A possible consumer test
While reviewing the instructions, I found myself wondering whether consumers needs a simple way to assess product information.
One idea is a SAFE Test.
Is the information:
S – Simple
Can an ordinary consumer understand it without specialist knowledge?
A – Accessible
Can consumers with different needs, abilities and levels of confidence access and use it?
F – Findable
Can consumers quickly locate the information they need?
E – Easy to act on
Does it clearly explain what consumers should do?
It's still a work in progress, but it asks an important question:
Can consumers actually use the information they're given?
Because consumers don't buy desk lamps to learn about voltage ratings.
They buy desk lamps because they want to see what they're doing.

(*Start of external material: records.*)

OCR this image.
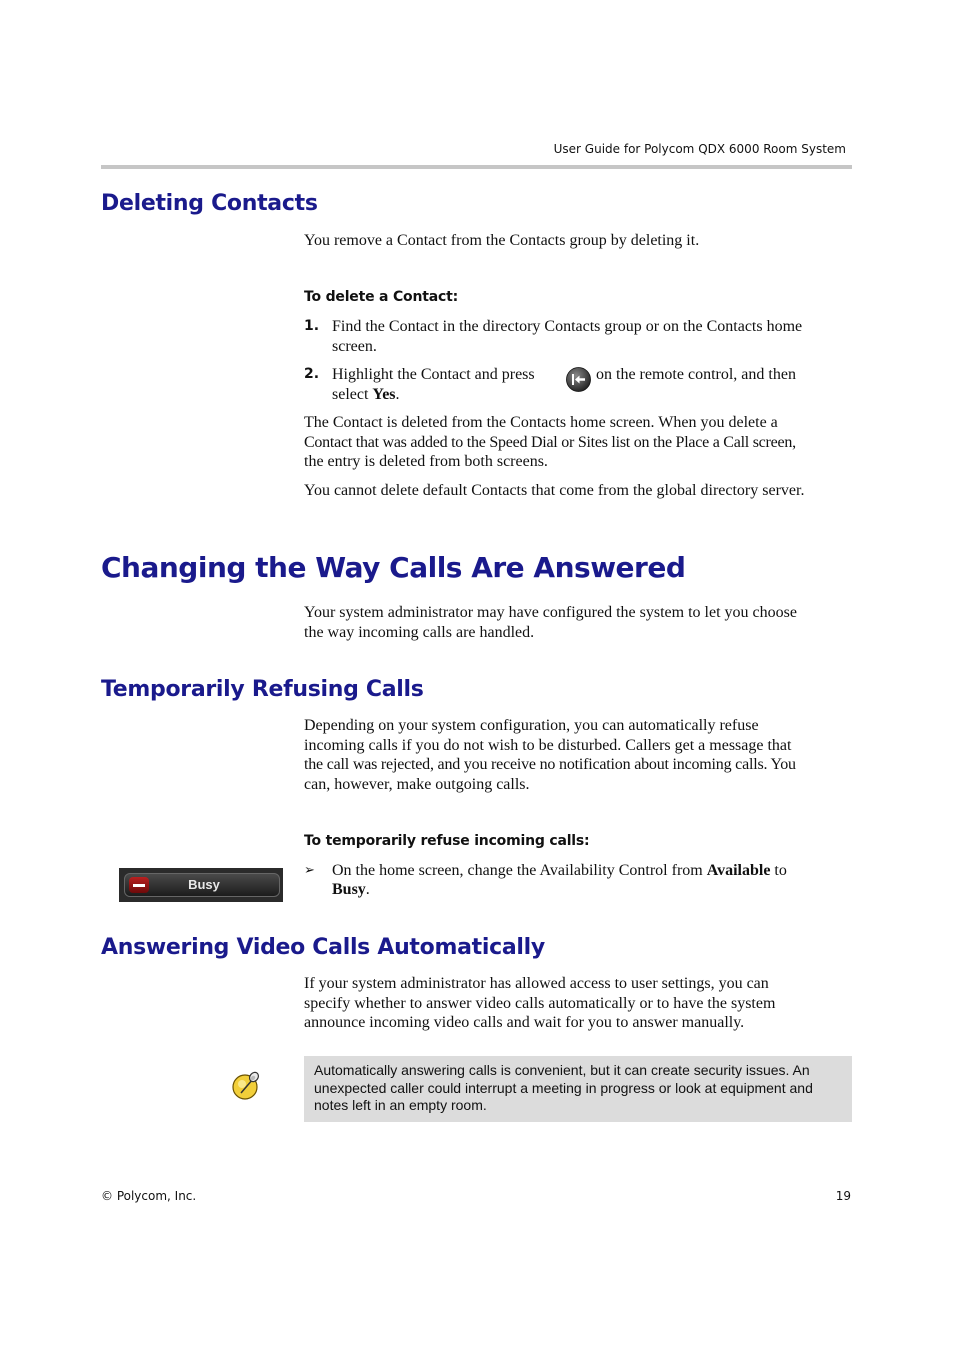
User Guide for Polycom QDX 6000 Room System
Deleting Contacts
You remove a Contact from the Contacts group by deleting it.
To delete a Contact:
1. Find the Contact in the directory Contacts group or on the Contacts home
screen.
2. Highlight the Contact and press	on the remote control, and then
select Yes.
The Contact is deleted from the Contacts home screen. When you delete a
Contact that was added to the Speed Dial or Sites list on the Place a Call screen,
the entry is deleted from both screens.
You cannot delete default Contacts that come from the global directory server.
Changing the Way Calls Are Answered
Your system administrator may have configured the system to let you choose
the way incoming calls are handled.
Temporarily Refusing Calls
Depending on your system configuration, you can automatically refuse
incoming calls if you do not wish to be disturbed. Callers get a message that
the call was rejected, and you receive no notification about incoming calls. You
can, however, make outgoing calls.
To temporarily refuse incoming calls:
Busy
➢ On the home screen, change the Availability Control from Available to
Busy.
Answering Video Calls Automatically
If your system administrator has allowed access to user settings, you can
specify whether to answer video calls automatically or to have the system
announce incoming video calls and wait for you to answer manually.
Automatically answering calls is convenient, but it can create security issues. An
unexpected caller could interrupt a meeting in progress or look at equipment and
notes left in an empty room.
© Polycom, Inc.	19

I wear very strong glasses and struggle with this on most days.
Ideally before they've pressed every button three times and accidentally changed the light from "warm reading glow" to "Blackpool at night".
My view
I believe every product information should be assessed in the same way we assess customer journeys, complaints processes and service design.
Not by asking:
"Has information been provided?"
but by asking:
"Can consumers understand and use it?"
There is a significant difference.
Many businesses still design information for the people who create products rather than the people who buy them.
Consumers should not need technical knowledge to understand a desk lamp.
Nor should they need to decode jargon, interpret engineering terminology or search online to work out how to use a product safely.
Good information should remove effort, not create it.
A new way to think about product safety
The Product Safety Review rightly focuses on new technologies, online marketplaces and emerging risks.
These reforms are important and necessary.
But as we modernise product safety, we should remember something fundamental.
A product is not truly consumer friendly if the information provided with it cannot be understood by the people expected to use it.
A warning that cannot be understood is not really a warning.
Instructions that cannot be followed are not really instructions.
And information that excludes consumers because it is overly technical, poorly translated or inaccessible is not consumer protection.
At Consumer Friend, we believe product information should be tested not only for compliance but for comprehension.
Because when consumers finally do what most of us inevitably end up doing, admit defeat and open the leaflet, it ought to help.
Not create another problem to solve.